In a letter to the Financial Times, Venkatakrishnan said the UK “badly needs” a development agency similar to those in Singapore, France and Ireland, which have a reputation for supporting businesses seeking to invest in those countries. 

The new body should “harness the private sector to catalyse areas of strategic national interest, such as life sciences, professional services, technology and entertainment”, wrote Venkatakrishnan. 

“Like the Bank of England or the Office for National Statistics, this agency should transcend changes in government and drive a common, national ambition for long-term UK growth,” he added. 

The intervention by Venkatakrishnan, boss of one of the UK’s biggest banks, comes after years of patchy relations between ministers and industry and frustration in boardrooms over policy U-turns by successive UK governments. 

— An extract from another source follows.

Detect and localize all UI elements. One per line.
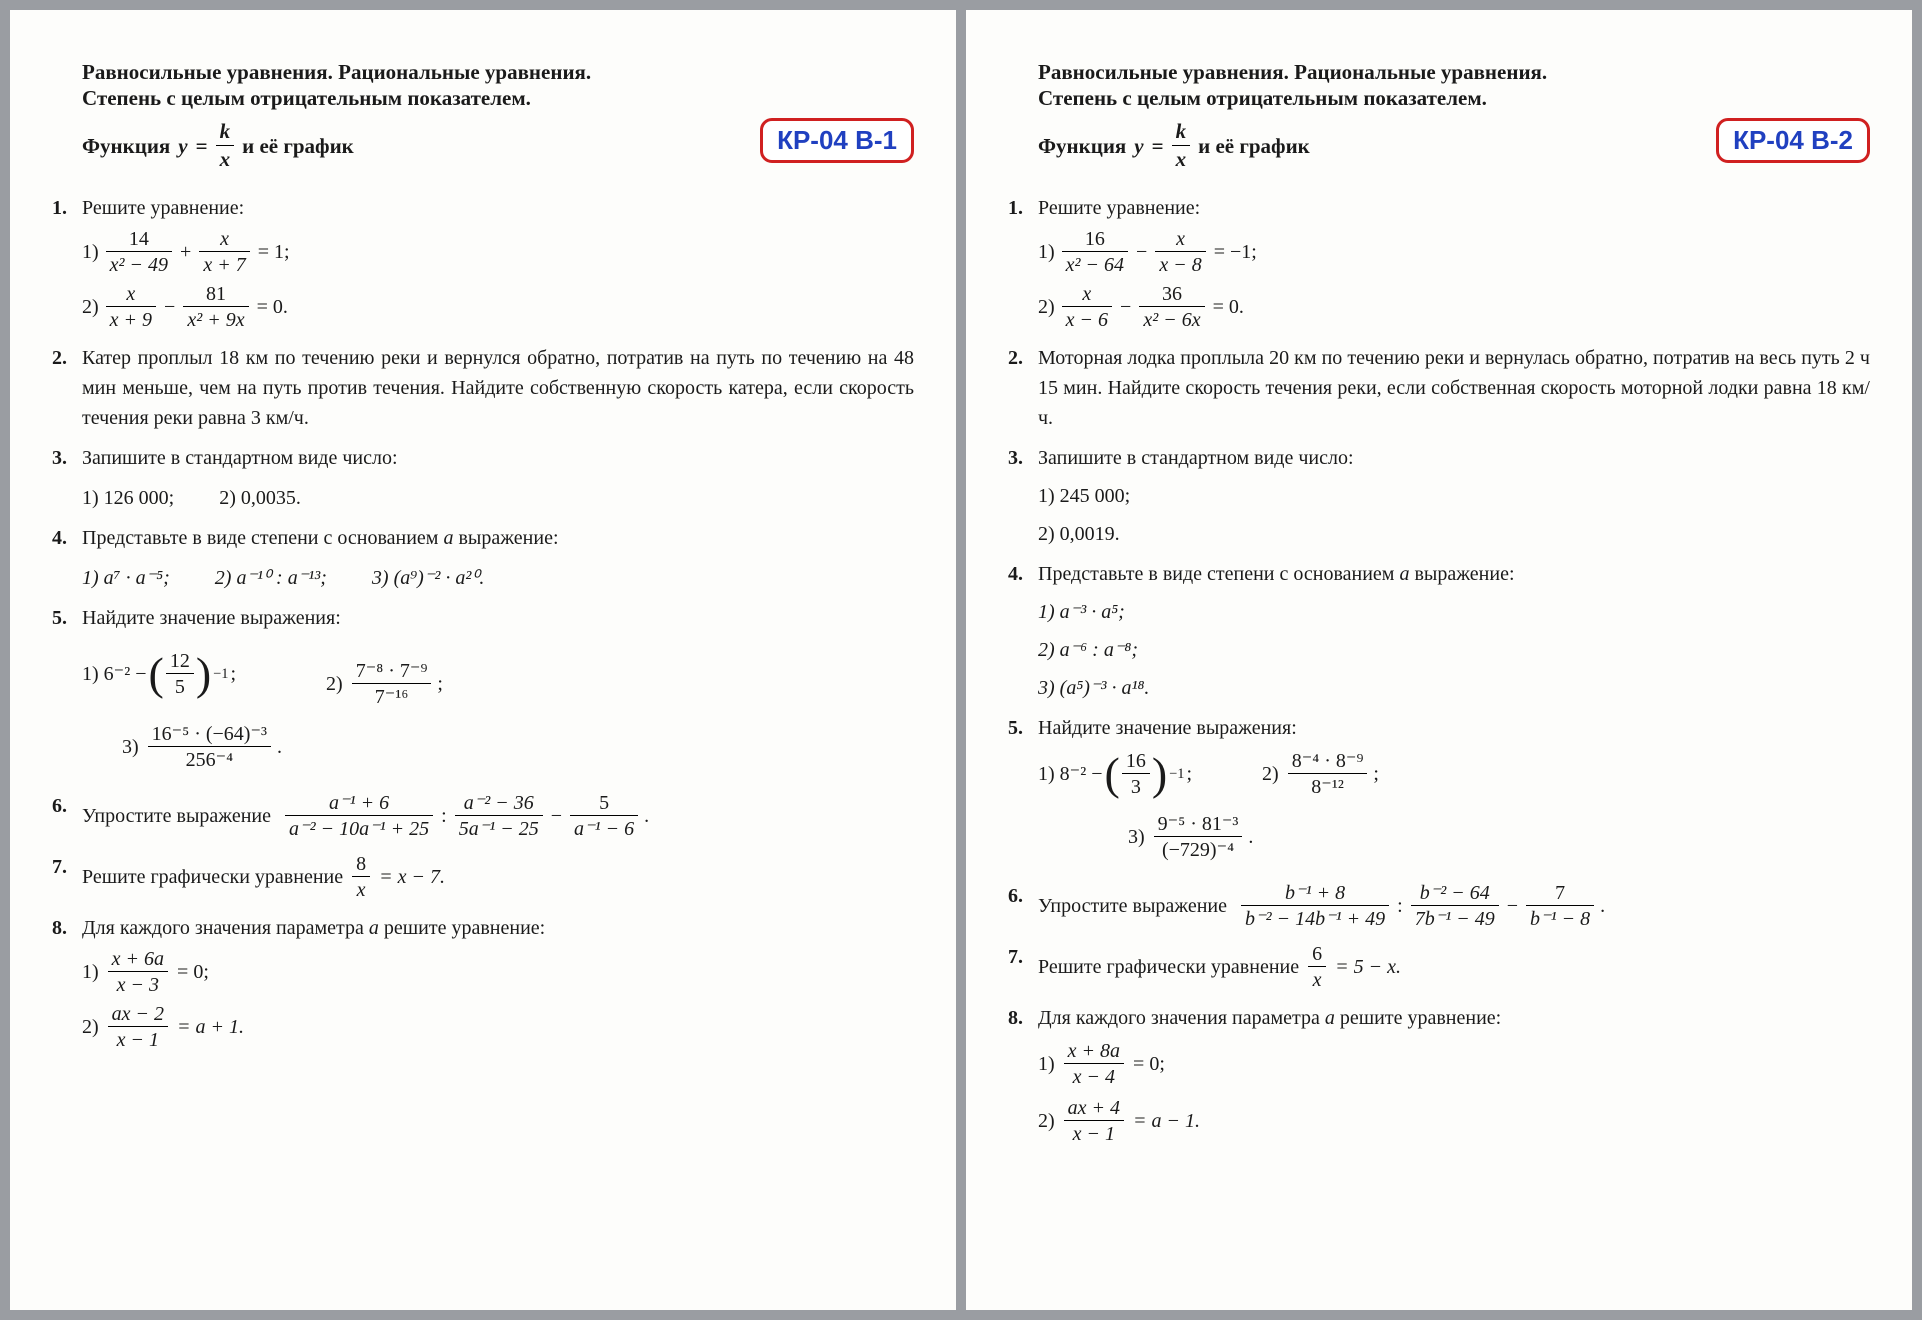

Relations between politicians and executives hit their nadir in 2018 when then foreign secretary Boris Johnson reportedly said “fuck business” in response to a question about companies’ concerns over Brexit. 

Prime Minister Rishi Sunak has sought to rebuild ties with business but many executives remain frustrated with what they see as unpredictable policymaking and frequent ministerial reshuffles. Sunak’s decision last year to curtail the development of a high speed rail line from London to Manchester and dilute targets for the rollout of electric vehicles drew criticism from many business groups and executives. 

Venkatakrishnan said a non-partisan development agency could help avoid concerns over “who gets the credit” for policies. A new statutory body “can help government of any complexion, together with industry, plan and execute for long-term growth”, he wrote. 

The Barclays chief, who chaired an event for business leaders at the Conservative party’s annual conference in October, said the government should begin exploring how such a proposed agency could operate. “We just need to start, and we will move fastest if we are more concerned with getting going than getting credit,” he wrote.

His comments echo suggestions from former officials. In a report published in November, Tory peer Lord Richard Harrington recommended that the UK adopt the strategic state-backed approach of the US and European countries to woo foreign investors, proposals that were accepted by the government.

In an FT column published last week, former Bank of England chief economist Andy Haldane called for the creation of a UK economic ministry, separate from the Treasury, and for growth to be given equal importance to balancing the exchequer’s books as a policy objective. 

Venkatakrishnan said he supported Haldane’s proposals, which included greater devolution of spending and taxation to Wales, Scotland, London and Northern Ireland.